On Wed, 30 Aug 2017 14:00:13 -0400
rickman wrote:
>Folderol wrote on 8/29/2017 1:33 PM:
>> On Mon, 28 Aug 2017 18:56:01 +0000
>> Jim H wrote:
>>
>>> On Wed, 23 Aug 2017 22:29:55 +0100, in
>>> , Folderol
>>> wrote:
>>>
>>>>
>>>> First off, charge voltage is inversely proportional to temperature, and
one of
>>>> the companies I contacted was kind enough to send me a schematic of a
simple
>>>> compensated voltage regulator, with a thermister which had to be *in*
*Thermal*
>>>> *contact* with the battery under charge.
>>>
>>>
>>> Would you care to share that schematic? Please?
>>>
>> I'd be more than happy to, only that was a long time ago, and that along
with
>> many other documents of the time have long since disappeared.
>>
>> From memory there wasn't much to it.

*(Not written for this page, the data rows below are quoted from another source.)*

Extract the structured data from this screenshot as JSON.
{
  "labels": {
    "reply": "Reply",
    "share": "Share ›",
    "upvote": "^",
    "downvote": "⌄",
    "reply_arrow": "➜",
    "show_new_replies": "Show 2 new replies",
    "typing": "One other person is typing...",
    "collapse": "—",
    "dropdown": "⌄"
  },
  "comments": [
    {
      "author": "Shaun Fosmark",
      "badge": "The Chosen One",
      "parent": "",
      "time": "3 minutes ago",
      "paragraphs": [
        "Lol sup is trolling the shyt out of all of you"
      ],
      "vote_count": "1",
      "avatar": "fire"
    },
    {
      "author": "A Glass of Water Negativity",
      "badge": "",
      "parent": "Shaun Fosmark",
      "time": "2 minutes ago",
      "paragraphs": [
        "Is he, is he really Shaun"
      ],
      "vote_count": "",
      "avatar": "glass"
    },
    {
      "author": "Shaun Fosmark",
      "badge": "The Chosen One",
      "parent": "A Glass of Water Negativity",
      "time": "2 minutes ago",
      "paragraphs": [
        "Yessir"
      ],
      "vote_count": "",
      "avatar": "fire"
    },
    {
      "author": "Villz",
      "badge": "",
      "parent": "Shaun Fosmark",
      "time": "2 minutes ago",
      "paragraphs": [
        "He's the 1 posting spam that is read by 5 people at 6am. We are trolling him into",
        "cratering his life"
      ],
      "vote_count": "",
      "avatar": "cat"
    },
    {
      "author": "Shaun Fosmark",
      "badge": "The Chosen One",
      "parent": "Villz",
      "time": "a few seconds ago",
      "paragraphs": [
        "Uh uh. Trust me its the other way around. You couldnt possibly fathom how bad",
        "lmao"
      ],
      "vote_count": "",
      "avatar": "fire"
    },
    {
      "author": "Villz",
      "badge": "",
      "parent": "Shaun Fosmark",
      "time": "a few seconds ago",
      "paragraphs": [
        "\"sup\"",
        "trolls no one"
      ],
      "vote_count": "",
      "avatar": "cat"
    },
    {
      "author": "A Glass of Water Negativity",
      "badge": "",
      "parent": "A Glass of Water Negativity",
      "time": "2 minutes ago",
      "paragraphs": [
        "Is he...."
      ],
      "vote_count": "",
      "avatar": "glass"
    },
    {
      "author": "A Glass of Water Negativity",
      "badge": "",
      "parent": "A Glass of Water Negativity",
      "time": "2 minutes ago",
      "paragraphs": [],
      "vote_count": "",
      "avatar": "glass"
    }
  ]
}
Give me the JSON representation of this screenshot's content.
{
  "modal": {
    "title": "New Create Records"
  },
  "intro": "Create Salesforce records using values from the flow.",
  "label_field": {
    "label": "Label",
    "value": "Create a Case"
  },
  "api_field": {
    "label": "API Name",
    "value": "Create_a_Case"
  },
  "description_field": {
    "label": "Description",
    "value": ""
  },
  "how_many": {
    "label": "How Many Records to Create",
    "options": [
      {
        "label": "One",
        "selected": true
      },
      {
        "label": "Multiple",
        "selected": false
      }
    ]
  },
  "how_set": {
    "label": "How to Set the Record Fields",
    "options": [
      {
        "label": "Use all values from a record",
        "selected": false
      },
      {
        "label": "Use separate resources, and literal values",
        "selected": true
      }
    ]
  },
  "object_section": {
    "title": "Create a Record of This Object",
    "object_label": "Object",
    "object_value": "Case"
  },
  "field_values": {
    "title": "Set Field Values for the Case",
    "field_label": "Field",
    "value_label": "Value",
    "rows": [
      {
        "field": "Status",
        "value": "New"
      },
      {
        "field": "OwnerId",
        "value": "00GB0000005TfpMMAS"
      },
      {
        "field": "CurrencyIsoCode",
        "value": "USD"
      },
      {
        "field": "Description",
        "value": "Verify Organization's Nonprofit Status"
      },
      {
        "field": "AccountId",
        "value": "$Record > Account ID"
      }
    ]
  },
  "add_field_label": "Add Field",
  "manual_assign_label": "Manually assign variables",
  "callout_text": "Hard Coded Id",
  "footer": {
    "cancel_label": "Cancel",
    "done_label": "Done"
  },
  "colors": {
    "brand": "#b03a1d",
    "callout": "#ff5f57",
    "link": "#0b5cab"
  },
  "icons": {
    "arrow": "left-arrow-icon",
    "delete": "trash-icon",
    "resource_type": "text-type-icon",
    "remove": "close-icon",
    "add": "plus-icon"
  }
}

An op-amp driving a power transistor as
an
>> emitter-follower, then a diode to protects against the battery feeding back
>> when the power was off. Control was from a high resistance feedback path
from
>> the battery terminals (so negligable drain on the battery) and somewhere in
that
>> lot was the thermistor and a preset pot.
>>
>> Current limiting was crude - just a resistor in series with the transistor
>> collector.
>>
>> Not a lot of help I'm afraid :(
>>
>> Hmmm, thinking a bit more. The thermistor and preset weren't directly in the
>> feedback but in the potential divider producing the reference voltage.
>>
>> Actually it's remarkable what you remember once you actually start thinking
>> about things. One resister from the battery + to the inverting pin of the
>> op-amp. Something like 470k I think, and the same from there to the common
>> ground.
>> A resistor from a zenner reference to the non-inverting pin of the op-amp,
then
>> resistor - preset - thermistor from there to ground. No idea what the values
>> were, nor what specific thermistor it was
>
>I believe I saw a modern copy of that circuit. Instead of the opamp, pot
>and many other components it has an MCU. Otherwise identical...
>
Fascinating.
Had they also swapped out the current limiting resistor for a light bulb,
like I did? A simple 'device' that not only provides protection but gives you
an immediate idea of what sort of current is passing, lighting up really
brightly if there's a short cicuit.
If not, presumably you could just cut a hole in the right place and attach one.